I often develop SQL database applications using Linq, and my methodology is to build model classes to represent each table, and each table that needs inserting or updating gets a Save() method (which either does an InsertOnSubmit() or SubmitChanges(), depending on the state of the object). Often, when I need to represent a collection of records, I'll create a class that inherits from a List-like object of the atomic class.


public class CustomerCollection : CoreCollection<Customer>


Recently, I was working on an application where end-users were experiencing slowness, where each of the objects needed to be saved to the database if they met a certain criteria. My Save() method was slow, presumably because I was making all kinds of round-trips to the server, and calling DataContext.SubmitChanges() after each atomic save.

So, the code might have looked something like this

foreach(Customer c in customerCollection)

I worked through multiple strategies to optimize, but ultimately settled on passing a big string of data to a SQL stored procedure, where the string has all the data that represents the records I was working with - it might look something like this:

CustomerID:34567;CurrentAddress:23 3rd St;CustomerID:23456;CurrentAddress:123 4th St

So, SQL server parses the string, performs the logic to determine appropriateness of save, and then Inserts, Updates, or Ignores.

With C#/Linq doing this work, it saved 5-10 records / s. When SQL does it, I get >100 records / s, so there is no denying the Stored Proc is more efficient; however, I hate the solution because it doesn't seem nearly as clean or safe.

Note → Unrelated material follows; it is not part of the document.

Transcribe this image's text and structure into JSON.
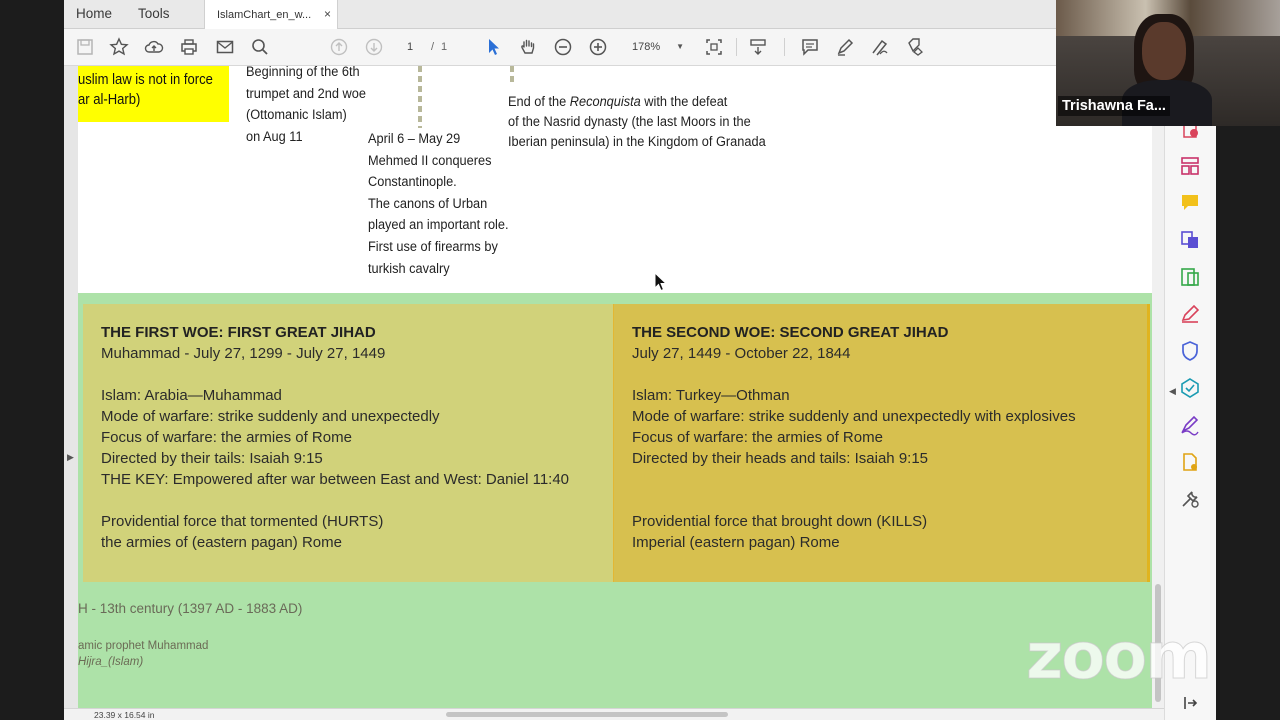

My real concern is that I don't have any better solutions that hold a candle to the performance of the stored proc solution. Am I doing something obviously wrong in how I'm thinking about designing database applications? Are there better ways of designing database applications?

  • 1
    nothing is going to beat SQL for CRUD
    – Ryathal
    Oct 17, 2012 at 18:23
  • I think I can accept that as a very reasonable statement. I was just dumbfounded at how enormously more efficient the stored procedure was.
    – Tim C
    Oct 17, 2012 at 18:32
  • Check if you have connection pooling enabled. Each pass of the loop may be literally opening and closing a connection, skewing the performance comparisons.
    – mike30
    Oct 18, 2012 at 13:50
  • BTW although your stored proc solution is faster, it is extremely slow itself. 100 records per second is crawling like a snail.
    – mike30
    Oct 18, 2012 at 13:52
  • Mike - in this system, the user does not manage more than 150 records at a time, so sub-second is acceptable. I've never tested the system beyond those specifications, because the business rule explicitly prevents a user from having more records than that. Now that I say that, I realize I probably should test it anyway...
    – Tim C
    Oct 18, 2012 at 20:55

4 Answers 4


A "rule-of-thumb" to get blazing speed in a database is to use set-based commands instead of separate procedural style commands. It's not only the network round trips that affect performance. Even if you have the loop embedded in the sql, you'll find it orders of magnitude slower than a set-based command.

--SLOW way, procedural
loop i=0 to 999999
    update foobar set status='test' where id=i;
end loop


--FAST way, set-based
update foobar set status='test' where id between 0 and 999999

Anywhere you see data processed in a loop, you can replace it with set-based commands. If there are changing conditions checked mid-loop then you may be forced to use procedural style. But that is very rare.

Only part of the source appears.